From that point forward, things grew progressively worse. Looking back now, Connie realized how little she’d really known about him when they married. When she’d moved into his house, he’d had few personal possessions, no verifiable history to speak of other than his conveniently vague stories.
She was glad to be on the road again, just her and the dogs, the way it had been before Jeb. The puppies lay fast asleep in their box as the car bounced along. Connie checked her speed and noticed the fuel gauge was getting close to empty. Queenie trained her golden eyes on her mistress’s unusually tense form, glancing occasionally out of the passenger’s window at a passing car.

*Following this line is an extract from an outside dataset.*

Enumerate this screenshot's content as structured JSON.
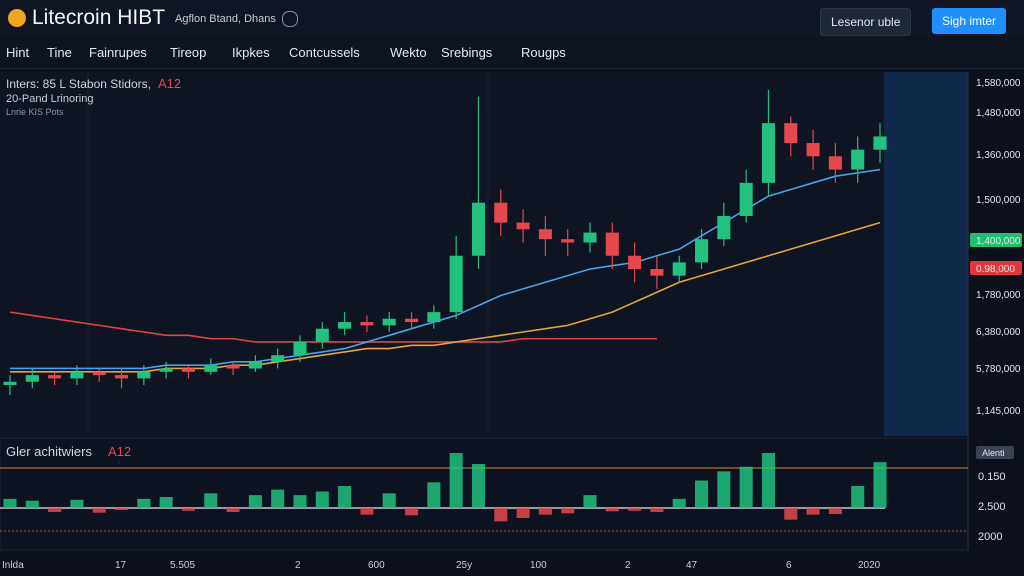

“We’ll have to stop for gas before too long,” she told Queenie. The next billboard she passed showed several icons for food, gas and lodging with a warning.
“Last gas station for the next 55 miles,” she read aloud. She moved into the far right lane and prepared to get off at the next exit. She wanted to take no chances of running out of fuel on this deserted highway. It was only a couple of hours since they left the motel but she knew the dogs were eager to take a walk. At the end of the off ramp there were green signs pointing in either direction for food and fuel. She took the cross road to the right towards a service station brand she knew. Slowly creeping to a stop, the car that had been following her waited patiently until she was nearly out of sight before turning right. He watched her pull up next to the bays and turned in a few seconds later, parking next to the convenience store.